How Biden andHarris Degrade the Democratic Process

How Biden and Harris Degrade the Democratic Process

Seth Mandelfor commentary.org.

Whose Line Is It Anyway? was a lot funnier with Drew Carey and Wayne Brady than in this new adaptation starring Kamala Harris and Joe Biden.

Biden is still technically the president of the United States. But when he speaks to the press about ongoing policy decisions, he sounds more like the town crier—not the decider but the messenger who brings the royal court’s message to the public square. His answer given to the final reporter’s question yesterday as he was walking into the White House was that he would find out when he got inside and let them know as soon as the palace had an answer for its loyal subjects.

Yet even that is preferable to what we get from the team waiting to replace him. On the campaign trail a couple days ago, Democratic veep nominee Tim Walz was asked about Hamas’s execution of six hostages, including an American. A video shows Walz listening intently to the question, getting a whisper from an aide (presumably to run, Tim, run like the wind), and then waving goodbye and retreating as fast as a high-school defensive coordinator can retreat.

Walz’s defenders claimed—again, absurdly—that he didn’t hear the question. He certainly did, and there was some blowback to this preposterous excuse.

The lesson Kamala Harris took from this was not that a candidate for high federal office should pretend not to hear questions from the press, but rather than she should pretend convincingly not to hear questions from the press. Hence her rather pathetic move yesterday to go from her car to her plane with headphones on, even clumsily pointing to them as if the press couldn’t see the wires running from her ears to her phone.

It is not actually a defense to say you couldn’t hear the question. If you are the second-in-command to the leader of the free world, and the odds-on favorite to take over as commander-in-chief in a matter of months, you should put yourself in position to hear the questions because this is a self-governing democracy in the middle of a very important election, and these adolescent stunts are unbecoming even, believe it or not, of adolescents.

Being an American is starting to feel as if you’re asking for the customer-service representative’s manager and the same customer-service representative merely switches accents. (Something Harris is prone to doherself.)

One of the complicating factors here—and one that makes clear why Harris has a responsibility to talk to the public far more than she is currently doing—is that Harris doesn’t plan to retain the top national-security advisers if and when she takes office. And those advisers are the ones currently engaged in diplomacy around the world, including the Israel-Hamas ceasefire negotiations.

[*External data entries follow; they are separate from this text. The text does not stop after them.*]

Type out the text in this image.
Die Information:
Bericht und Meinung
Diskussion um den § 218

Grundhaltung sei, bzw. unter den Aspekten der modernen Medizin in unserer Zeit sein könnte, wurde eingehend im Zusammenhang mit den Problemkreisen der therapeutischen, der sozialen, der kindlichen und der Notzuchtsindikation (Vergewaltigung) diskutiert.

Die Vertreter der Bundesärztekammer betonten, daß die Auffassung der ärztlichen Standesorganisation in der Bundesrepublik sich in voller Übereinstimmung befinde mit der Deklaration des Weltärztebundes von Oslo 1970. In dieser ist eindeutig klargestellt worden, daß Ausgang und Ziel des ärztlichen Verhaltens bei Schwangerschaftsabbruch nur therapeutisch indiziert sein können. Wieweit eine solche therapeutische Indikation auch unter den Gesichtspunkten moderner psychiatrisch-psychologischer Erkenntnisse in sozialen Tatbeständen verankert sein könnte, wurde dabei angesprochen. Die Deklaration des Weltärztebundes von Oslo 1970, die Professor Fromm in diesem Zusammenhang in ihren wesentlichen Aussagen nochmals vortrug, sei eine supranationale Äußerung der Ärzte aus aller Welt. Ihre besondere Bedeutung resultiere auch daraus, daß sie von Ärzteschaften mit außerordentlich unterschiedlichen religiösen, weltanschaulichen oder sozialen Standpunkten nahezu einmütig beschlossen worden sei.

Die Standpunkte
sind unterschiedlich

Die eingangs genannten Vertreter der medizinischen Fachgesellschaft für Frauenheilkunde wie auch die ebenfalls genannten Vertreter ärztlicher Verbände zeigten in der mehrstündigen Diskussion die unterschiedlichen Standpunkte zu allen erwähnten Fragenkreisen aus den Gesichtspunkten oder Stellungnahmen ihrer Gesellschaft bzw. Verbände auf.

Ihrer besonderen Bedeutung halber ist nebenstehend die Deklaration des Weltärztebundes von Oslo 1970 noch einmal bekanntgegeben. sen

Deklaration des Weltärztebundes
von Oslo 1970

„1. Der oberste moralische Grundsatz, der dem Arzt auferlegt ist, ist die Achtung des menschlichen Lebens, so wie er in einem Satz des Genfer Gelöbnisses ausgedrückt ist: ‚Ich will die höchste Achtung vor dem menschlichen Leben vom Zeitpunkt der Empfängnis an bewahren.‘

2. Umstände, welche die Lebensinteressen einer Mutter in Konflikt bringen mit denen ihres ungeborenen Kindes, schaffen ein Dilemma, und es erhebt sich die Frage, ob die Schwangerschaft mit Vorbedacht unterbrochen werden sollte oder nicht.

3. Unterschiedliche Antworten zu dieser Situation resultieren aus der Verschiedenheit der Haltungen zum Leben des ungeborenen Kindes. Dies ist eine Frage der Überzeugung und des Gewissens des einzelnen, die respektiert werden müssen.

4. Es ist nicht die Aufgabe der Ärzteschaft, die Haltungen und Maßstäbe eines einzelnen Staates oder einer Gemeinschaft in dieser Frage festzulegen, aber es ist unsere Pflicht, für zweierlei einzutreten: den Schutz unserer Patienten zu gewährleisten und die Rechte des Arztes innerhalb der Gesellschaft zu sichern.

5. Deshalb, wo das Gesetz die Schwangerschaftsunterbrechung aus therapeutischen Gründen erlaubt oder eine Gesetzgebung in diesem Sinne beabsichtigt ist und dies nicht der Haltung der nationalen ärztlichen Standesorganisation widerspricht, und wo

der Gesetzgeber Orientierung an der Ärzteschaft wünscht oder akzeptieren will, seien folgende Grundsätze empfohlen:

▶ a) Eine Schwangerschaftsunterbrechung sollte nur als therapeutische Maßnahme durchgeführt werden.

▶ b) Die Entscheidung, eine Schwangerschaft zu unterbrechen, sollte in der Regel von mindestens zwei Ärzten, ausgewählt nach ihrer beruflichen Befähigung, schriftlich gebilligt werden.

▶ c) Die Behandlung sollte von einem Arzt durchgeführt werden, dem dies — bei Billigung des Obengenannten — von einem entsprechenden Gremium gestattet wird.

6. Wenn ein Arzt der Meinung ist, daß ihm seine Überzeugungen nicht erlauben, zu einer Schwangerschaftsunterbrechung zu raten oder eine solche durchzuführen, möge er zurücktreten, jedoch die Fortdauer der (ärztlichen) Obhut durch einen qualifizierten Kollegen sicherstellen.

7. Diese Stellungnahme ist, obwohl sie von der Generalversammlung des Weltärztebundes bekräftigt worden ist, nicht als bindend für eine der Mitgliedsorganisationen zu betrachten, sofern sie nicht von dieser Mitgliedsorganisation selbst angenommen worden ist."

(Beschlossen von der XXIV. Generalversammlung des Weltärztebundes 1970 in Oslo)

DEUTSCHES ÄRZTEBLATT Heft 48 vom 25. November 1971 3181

Back when Joe Biden was president, Secretary of State Antony Blinken spent a lot of time briefing the public on what was happening and what was expected to happen in the near future. Now that Biden has essentially been demoted to acting president, his team can tell us less and less about what the future holds. Since Harris isn’t president (yet?), she does not have a team able to brief the public.

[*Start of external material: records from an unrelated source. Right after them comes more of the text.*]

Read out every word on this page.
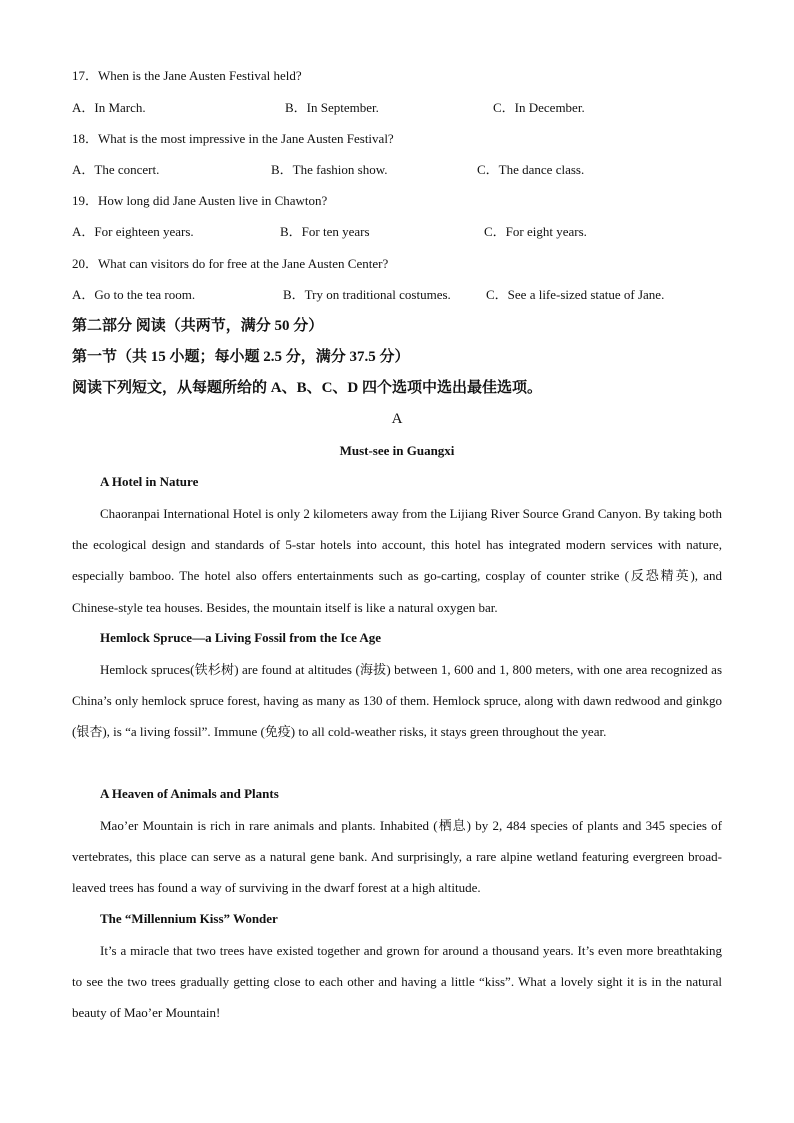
17．When is the Jane Austen Festival held?
A．In March.	B．In September.	C．In December.
18．What is the most impressive in the Jane Austen Festival?
A．The concert.	B．The fashion show.	C．The dance class.
19．How long did Jane Austen live in Chawton?
A．For eighteen years.	B．For ten years	C．For eight years.
20．What can visitors do for free at the Jane Austen Center?
A．Go to the tea room.	B．Try on traditional costumes.	C．See a life-sized statue of Jane.
第二部分 阅读（共两节，满分 50 分）
第一节（共 15 小题；每小题 2.5 分，满分 37.5 分）
阅读下列短文，从每题所给的 A、B、C、D 四个选项中选出最佳选项。
A
Must-see in Guangxi
A Hotel in Nature

Chaoranpai International Hotel is only 2 kilometers away from the Lijiang River Source Grand Canyon. By taking both the ecological design and standards of 5-star hotels into account, this hotel has integrated modern services with nature, especially bamboo. The hotel also offers entertainments such as go-carting, cosplay of counter strike (反恐精英), and Chinese-style tea houses. Besides, the mountain itself is like a natural oxygen bar.

Hemlock Spruce—a Living Fossil from the Ice Age

Hemlock spruces(铁杉树) are found at altitudes (海拔) between 1, 600 and 1, 800 meters, with one area recognized as China’s only hemlock spruce forest, having as many as 130 of them. Hemlock spruce, along with dawn redwood and ginkgo (银杏), is “a living fossil”. Immune (免疫) to all cold-weather risks, it stays green throughout the year.

A Heaven of Animals and Plants

Mao’er Mountain is rich in rare animals and plants. Inhabited (栖息) by 2, 484 species of plants and 345 species of vertebrates, this place can serve as a natural gene bank. And surprisingly, a rare alpine wetland featuring evergreen broad-leaved trees has found a way of surviving in the dwarf forest at a high altitude.

The “Millennium Kiss” Wonder

It’s a miracle that two trees have existed together and grown for around a thousand years. It’s even more breathtaking to see the two trees gradually getting close to each other and having a little “kiss”. What a lovely sight it is in the natural beauty of Mao’er Mountain!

And yet, there is simply no question that some kind of policy shift is coming. We don’t know the full extent of it, because Harris won’t tell us—you have to elect her to find out what’s in her heart. But she has made crystal clear that her foreign policy will not be the same as the one currently being prosecuted by the administration of which she is a part.

The Harris team made it known that, as the Washington Post dutifully reported straight from Kamala’s inner circle, she “would probably conduct a full analysis of U.S.-Israel policy to determine what is working and what is not, according to several people familiar with her thinking, with [national security adviser Philip] Gordon leading the effort. It is unclear what would come of that process, but those familiar with conversations between Harris and Gordon say she could be open to imposing conditions on some aid to Israel, a policy that President Joe Biden has largely rejected.”

We are told not to expect a wholesale shift in U.S. foreign policy: Most of our allies will still be treated as such, Ukraine and Taiwan included: “The area where Harris is most likely to differ from Biden, allies and analysts say, is on Israel.”

To be clear: Kamala Harris wants to the public to know a shift against Israel is coming. But don’t quote her on that, because she and the public are currently not on speaking terms.

Harris’s signal that a change is coming obviously affects the calculations of our allies and rivals abroad. Which means the official policies of the U.S. government are Biden’s policies, while Harris’s perceived policy preferences are the ones global leaders are reacting to. At the very least, it is some combination of the two.

Biden is the president and can only talk about Biden’s policies. Harris isn’t president and therefore refuses to talk about Harris’s policies. Tim Walz doesn’t hear the question. Mere days after an Iranian satrapy executed an American citizen in cold blood, this state of affairs is untenable and, frankly, immoral. And a self-governing people should not stand for it.